Le texte comprend également une fiscalité alourdie sur les successions et donations L'abbatement entre parent enfant sera ramené de 159.325 euros à 100.000 euros et il faudra attendre 15 ans et non plus 10 ans pour à nouveau en bénéficier. Gain estimé pour l'Etat : 140 millions d'euros. Les salariés ayant des stock-options et ou des actions gratuites seront aussi visés. La taxe payée par l'employeur passera de 14 à 30% et de 8 à 10% pour le bénéficiare. Le rendement de la mesure sera de 320 millions d'euros en année pleine.
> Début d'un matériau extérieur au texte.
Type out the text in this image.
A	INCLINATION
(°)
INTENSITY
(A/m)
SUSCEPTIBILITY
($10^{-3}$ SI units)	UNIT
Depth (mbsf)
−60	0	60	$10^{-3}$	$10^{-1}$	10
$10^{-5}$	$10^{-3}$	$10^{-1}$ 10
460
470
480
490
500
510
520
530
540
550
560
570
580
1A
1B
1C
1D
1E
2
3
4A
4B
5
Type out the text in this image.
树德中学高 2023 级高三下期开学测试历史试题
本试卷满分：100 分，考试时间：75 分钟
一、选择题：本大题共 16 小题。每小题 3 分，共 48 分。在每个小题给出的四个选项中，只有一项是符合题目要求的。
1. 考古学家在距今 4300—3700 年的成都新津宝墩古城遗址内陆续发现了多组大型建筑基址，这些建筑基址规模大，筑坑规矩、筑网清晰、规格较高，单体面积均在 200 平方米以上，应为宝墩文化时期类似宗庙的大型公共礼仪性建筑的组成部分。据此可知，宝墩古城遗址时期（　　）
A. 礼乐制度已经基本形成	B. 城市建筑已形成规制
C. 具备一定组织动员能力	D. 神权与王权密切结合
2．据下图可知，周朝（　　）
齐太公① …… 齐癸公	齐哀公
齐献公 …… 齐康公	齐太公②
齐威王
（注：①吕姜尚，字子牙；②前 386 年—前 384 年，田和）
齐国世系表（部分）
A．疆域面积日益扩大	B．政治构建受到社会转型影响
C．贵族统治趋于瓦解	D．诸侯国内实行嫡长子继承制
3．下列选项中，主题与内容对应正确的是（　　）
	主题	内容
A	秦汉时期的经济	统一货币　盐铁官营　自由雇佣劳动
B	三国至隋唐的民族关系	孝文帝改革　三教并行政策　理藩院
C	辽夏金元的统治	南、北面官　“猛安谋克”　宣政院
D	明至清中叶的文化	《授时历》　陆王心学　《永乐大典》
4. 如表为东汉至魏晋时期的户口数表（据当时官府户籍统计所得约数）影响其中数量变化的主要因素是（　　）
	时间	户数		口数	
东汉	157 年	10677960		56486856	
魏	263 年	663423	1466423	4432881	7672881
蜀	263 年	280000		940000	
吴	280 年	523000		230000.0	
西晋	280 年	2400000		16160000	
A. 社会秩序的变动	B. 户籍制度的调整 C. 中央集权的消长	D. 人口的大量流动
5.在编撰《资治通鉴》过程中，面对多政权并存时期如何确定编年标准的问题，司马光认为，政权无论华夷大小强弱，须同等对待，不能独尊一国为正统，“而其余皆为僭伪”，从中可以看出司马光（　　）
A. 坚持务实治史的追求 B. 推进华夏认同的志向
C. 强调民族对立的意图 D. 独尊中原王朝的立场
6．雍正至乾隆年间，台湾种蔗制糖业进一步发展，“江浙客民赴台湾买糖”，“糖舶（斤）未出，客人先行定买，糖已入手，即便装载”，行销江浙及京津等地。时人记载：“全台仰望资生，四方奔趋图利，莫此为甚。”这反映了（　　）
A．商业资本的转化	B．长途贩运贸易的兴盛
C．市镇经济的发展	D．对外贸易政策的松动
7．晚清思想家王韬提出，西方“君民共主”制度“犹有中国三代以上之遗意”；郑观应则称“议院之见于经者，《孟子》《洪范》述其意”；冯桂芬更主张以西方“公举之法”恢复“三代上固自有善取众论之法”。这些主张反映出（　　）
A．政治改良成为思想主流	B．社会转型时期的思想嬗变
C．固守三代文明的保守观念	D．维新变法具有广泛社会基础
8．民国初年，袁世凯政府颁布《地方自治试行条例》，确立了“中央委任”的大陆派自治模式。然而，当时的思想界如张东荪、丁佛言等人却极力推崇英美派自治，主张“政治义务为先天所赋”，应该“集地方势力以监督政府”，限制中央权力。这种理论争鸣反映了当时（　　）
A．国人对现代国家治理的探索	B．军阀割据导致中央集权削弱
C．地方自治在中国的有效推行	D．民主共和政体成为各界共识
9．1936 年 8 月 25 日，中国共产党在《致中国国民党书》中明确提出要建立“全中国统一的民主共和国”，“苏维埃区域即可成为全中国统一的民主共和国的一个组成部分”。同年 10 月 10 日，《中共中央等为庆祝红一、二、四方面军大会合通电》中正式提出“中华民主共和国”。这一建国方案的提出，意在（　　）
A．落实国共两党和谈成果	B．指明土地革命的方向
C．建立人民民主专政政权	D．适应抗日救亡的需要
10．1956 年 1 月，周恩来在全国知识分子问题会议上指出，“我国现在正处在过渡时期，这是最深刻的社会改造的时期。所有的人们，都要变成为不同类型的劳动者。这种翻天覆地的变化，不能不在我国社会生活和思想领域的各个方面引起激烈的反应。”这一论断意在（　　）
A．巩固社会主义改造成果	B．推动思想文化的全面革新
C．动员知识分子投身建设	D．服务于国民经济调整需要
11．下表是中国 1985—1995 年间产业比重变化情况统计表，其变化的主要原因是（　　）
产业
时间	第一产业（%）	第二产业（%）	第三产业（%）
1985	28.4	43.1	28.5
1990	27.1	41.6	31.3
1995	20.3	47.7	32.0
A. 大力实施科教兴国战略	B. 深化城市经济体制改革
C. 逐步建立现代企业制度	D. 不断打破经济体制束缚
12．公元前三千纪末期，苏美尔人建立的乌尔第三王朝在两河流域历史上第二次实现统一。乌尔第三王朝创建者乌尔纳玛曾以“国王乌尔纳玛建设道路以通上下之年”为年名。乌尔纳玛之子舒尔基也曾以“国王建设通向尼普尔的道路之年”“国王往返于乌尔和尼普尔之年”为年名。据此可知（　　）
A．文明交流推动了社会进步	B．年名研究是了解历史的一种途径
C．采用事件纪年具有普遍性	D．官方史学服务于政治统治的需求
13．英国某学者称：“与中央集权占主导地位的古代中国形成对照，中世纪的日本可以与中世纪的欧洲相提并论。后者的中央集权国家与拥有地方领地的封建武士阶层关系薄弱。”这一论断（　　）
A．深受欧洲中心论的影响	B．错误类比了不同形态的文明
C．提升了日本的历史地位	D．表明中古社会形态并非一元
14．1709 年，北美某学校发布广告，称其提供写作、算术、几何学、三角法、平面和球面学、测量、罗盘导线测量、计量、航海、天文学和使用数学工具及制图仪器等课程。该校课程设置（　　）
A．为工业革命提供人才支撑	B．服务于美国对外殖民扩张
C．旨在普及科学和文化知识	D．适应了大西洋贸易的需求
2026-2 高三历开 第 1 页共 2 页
Les non-résidents seront aussi mis à contribution. Ils devront payer des prélèvements sociaux de 15,5% sur leurs revenus fonciers issus de biens situés en France et sur leurs plus-values immobilières issues de ventes de ces mêmes biens. La mesure rapportera 50 millions d’euros dès cette année et 250 millions d’euros dès 2013. L’imposition concernera environ 60.000 ménages qui bénéficient en moyenne de 12.000 euros par an de revenus fonciers sur leurs biens situés en France au titre des loyers. Le budget rectificatif de 2012 prévoit également la suppression de la prise en charge des frais de scolarité des enfants français inscrits dans un établissement français à l'étranger. Très décriée pour son coût, la mesure avait été instaurée par Nicolas Sarkozy. Un rapport parlementaire publié en 2010 avait chiffré à 107 millions d'euros le coût de la mesure pour les seuls lycées français de l'étranger. Dans son programme, l'ancien locataire de l'Elysée voulait l'étendre aux élèves du collège. La France compte un total de 485 établissements scolaires à l'étranger, qui accueillent 300.000 élèves, dont 110.000 Français. 

47% des hauses d'impôts payées par les entreprises

Au final, 53% de ces 7,2 milliards d'euros de hausse d'impôts seront supportés par les ménages, dont  le président et le Premier ministre qui verront leur traitement baisser de 30%. Le solde sera réglé par les entreprises. Celles qui réalisent plus de 250 millions de chiffre d'affaires, devront verser un acompte de façon anticipée sur la contribution exceptionnelle d'impôt sur les sociétés, créée par le gouvernement Fillon et qui devrait rapporter 800 millions d'euros. Les banques et les pétroliers, frappées par une taxe exceptionnelle, vont devoir payer chacun 550 millions d’euros de plus. La taxe sur les opérations financières va rapporter 170 millions d’euros. Des mesures anti-abus en matière de fiscalité pourront aussi générer 200 millions d’euros de recettes supplémentaires.

>>La taxe de4% sur les produits pétroliers va-t-elle faire monter les prix à la pompe?

Enfin, la limitation des niches sociales sur l'épargne salariale pourrait rapporter 550 millions d’euros en 2012 et 2,3 milliards d’euros en 2013. Concrètement, le taux du « forfait social, à la charge de l’employeur,  va passer de 8 % à 20% pour l’intéressement, la participation, l’abondement de l’employeur aux plans d’épargne entreprise (PEE) et aux plans d’épargne pour la retraite collectifs (PERCO), la retraite supplémentaire d’entreprise, et les primes et dividendes.